Earlier today, in a conversation with Yahoo, Taibbi clarified that his original article did include the proper citations. "I did in fact refer to the City Pages piece in the draft I submitted," he said. "I did not see that those attributions had been removed. I grew up in alternative newspapers and have been in the position the City Pages reporter is in, so I'm sympathetic. They did good work in that piece and deserve to be credited. But you should know also that this isn't plagiarism--it's not even an allegation of plagiarism. It's an attribution issue."
On that point, Jeff Bercovici at Forbes agrees. But he's not letting Taibbi off the hook for what he sees as the "laziness of his thinking."
As I've written before, celebrated though he may be, too often Taibbi doesn't have much more in his quiver than hyperbole, caricature and insults. And his stock of even those is pretty thin. In a profile four years ago, he described Mike Huckabee as a "wild-eyed Baptist goofball," a "Christian goofball of the highest order," a "religious zealot," "full-blown nuts" and "batshit."
Compare that with his characterization of Bachmann: "a religious zealot" who has "strangely unfocused eyes" and "may seem like a goofball" but is actually "completely batshit crazy."
Maybe the writer Matt Taibbi has really been ripping off is Matt Taibbi.
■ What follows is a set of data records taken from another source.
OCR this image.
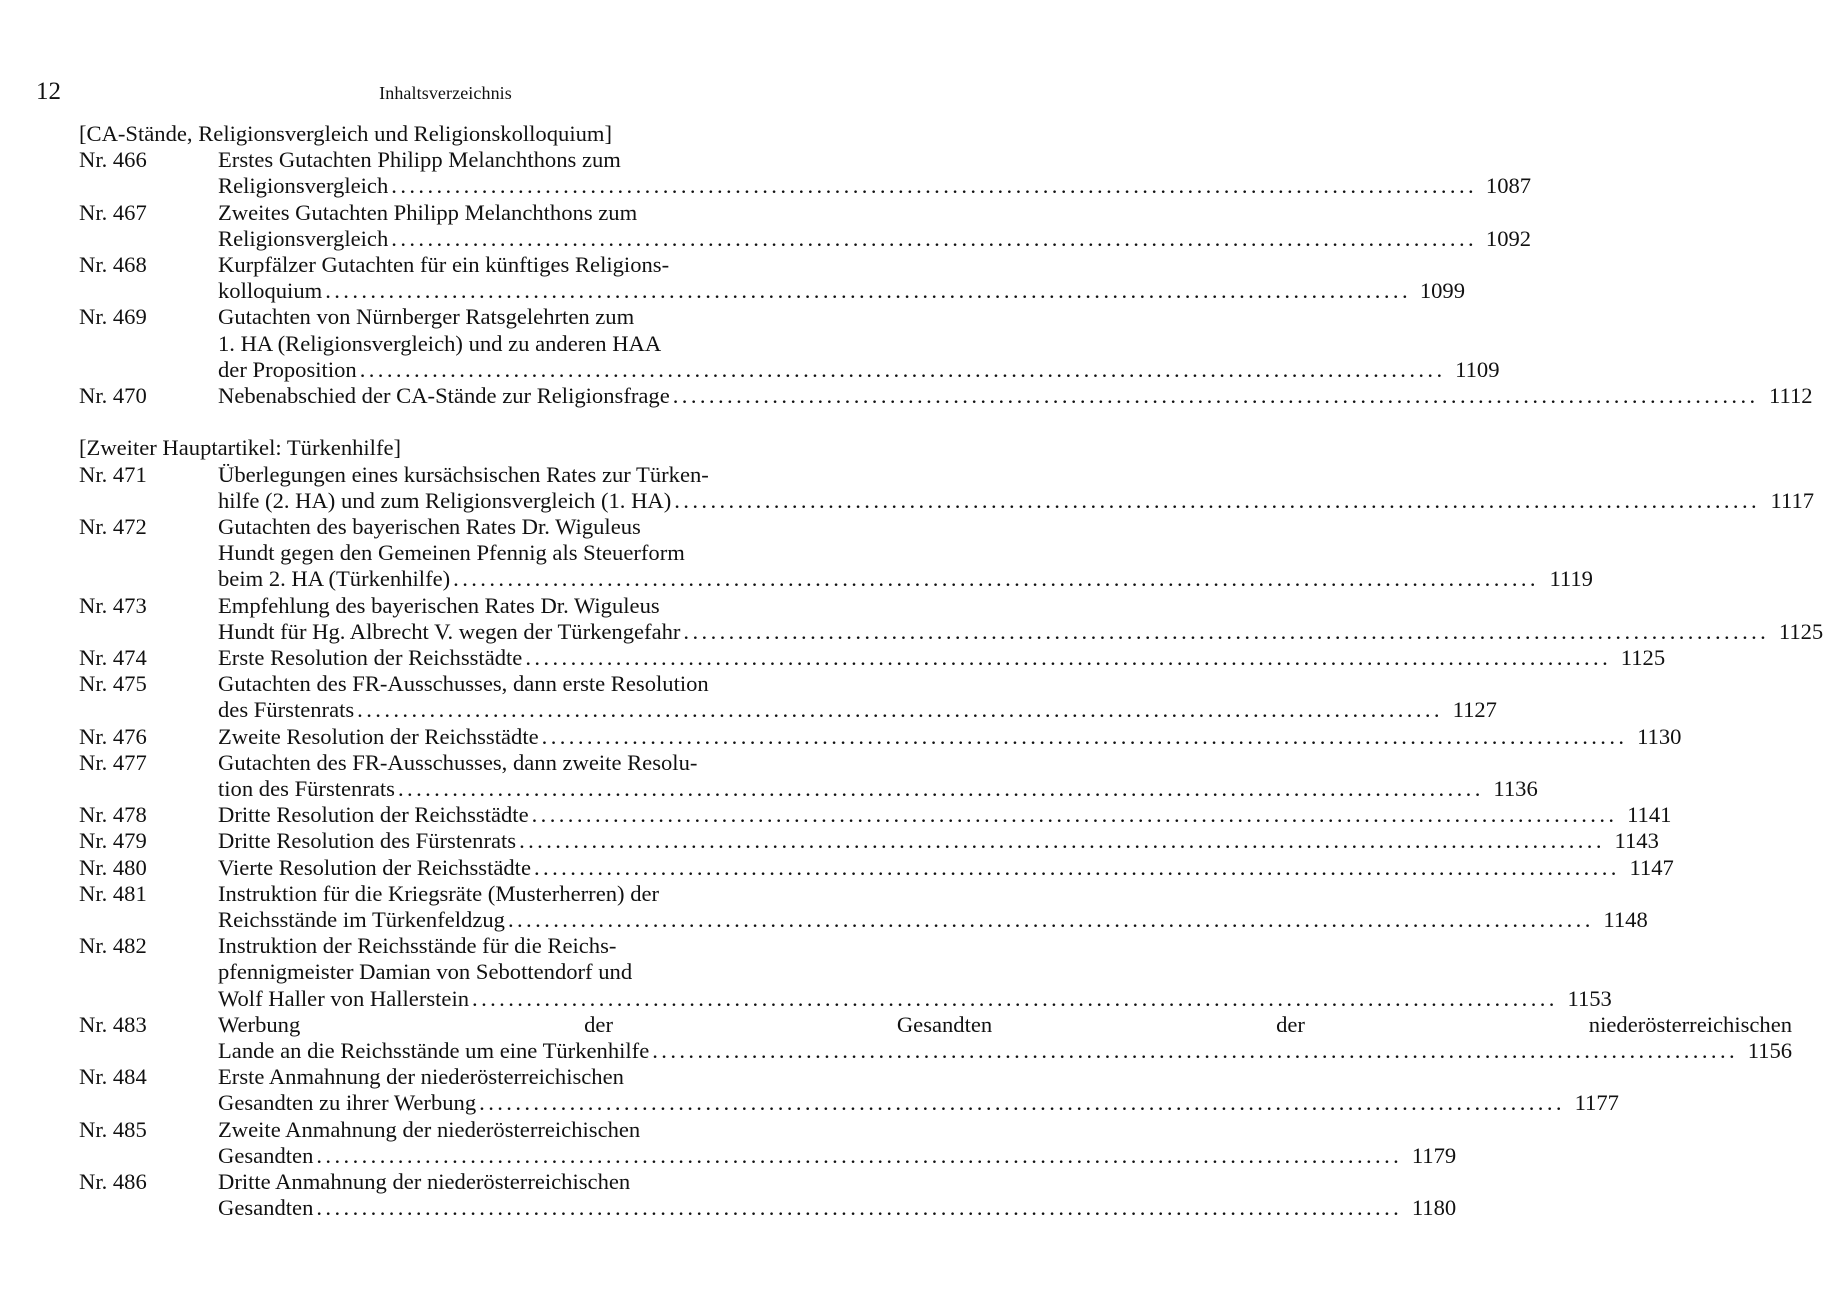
12	Inhaltsverzeichnis
[CA-Stände, Religionsvergleich und Religionskolloquium]
Nr. 466	Erstes Gutachten Philipp Melanchthons zum
Religionsvergleich ........................................................................................................................ 1087
Nr. 467	Zweites Gutachten Philipp Melanchthons zum
Religionsvergleich ........................................................................................................................ 1092
Nr. 468	Kurpfälzer Gutachten für ein künftiges Religions-
kolloquium ........................................................................................................................ 1099
Nr. 469	Gutachten von Nürnberger Ratsgelehrten zum
1. HA (Religionsvergleich) und zu anderen HAA
der Proposition ........................................................................................................................ 1109
Nr. 470	Nebenabschied der CA-Stände zur Religionsfrage ........................................................................................................................ 1112
[Zweiter Hauptartikel: Türkenhilfe]
Nr. 471	Überlegungen eines kursächsischen Rates zur Türken-
hilfe (2. HA) und zum Religionsvergleich (1. HA) ........................................................................................................................ 1117
Nr. 472	Gutachten des bayerischen Rates Dr. Wiguleus
Hundt gegen den Gemeinen Pfennig als Steuerform
beim 2. HA (Türkenhilfe) ........................................................................................................................ 1119
Nr. 473	Empfehlung des bayerischen Rates Dr. Wiguleus
Hundt für Hg. Albrecht V. wegen der Türkengefahr ........................................................................................................................ 1125
Nr. 474	Erste Resolution der Reichsstädte ........................................................................................................................ 1125
Nr. 475	Gutachten des FR-Ausschusses, dann erste Resolution
des Fürstenrats ........................................................................................................................ 1127
Nr. 476	Zweite Resolution der Reichsstädte ........................................................................................................................ 1130
Nr. 477	Gutachten des FR-Ausschusses, dann zweite Resolu-
tion des Fürstenrats ........................................................................................................................ 1136
Nr. 478	Dritte Resolution der Reichsstädte ........................................................................................................................ 1141
Nr. 479	Dritte Resolution des Fürstenrats ........................................................................................................................ 1143
Nr. 480	Vierte Resolution der Reichsstädte ........................................................................................................................ 1147
Nr. 481	Instruktion für die Kriegsräte (Musterherren) der
Reichsstände im Türkenfeldzug ........................................................................................................................ 1148
Nr. 482	Instruktion der Reichsstände für die Reichs-
pfennigmeister Damian von Sebottendorf und
Wolf Haller von Hallerstein ........................................................................................................................ 1153
Nr. 483	Werbung der Gesandten der niederösterreichischen
Lande an die Reichsstände um eine Türkenhilfe ........................................................................................................................ 1156
Nr. 484	Erste Anmahnung der niederösterreichischen
Gesandten zu ihrer Werbung ........................................................................................................................ 1177
Nr. 485	Zweite Anmahnung der niederösterreichischen
Gesandten ........................................................................................................................ 1179
Nr. 486	Dritte Anmahnung der niederösterreichischen
Gesandten ........................................................................................................................ 1180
Still, the harshest media-on-media insult comes from Anderson's assessment of how Bates handled the Taibbi story, as Poynter's Jim Romenesko pulls out from City Pages' interview with Anderson:
I do want to say this for the record: I would not consider what the Rolling Stone article contained in it to be plagiarism. ... What I will say, as a graduate of the Columbia J-School, and an adjunct at the University of Minnesota J-School, I do know that if a student handed in a story with that particular lack of sourcing, not only would I give it an 'F,' I would probably put that student on academic fraud.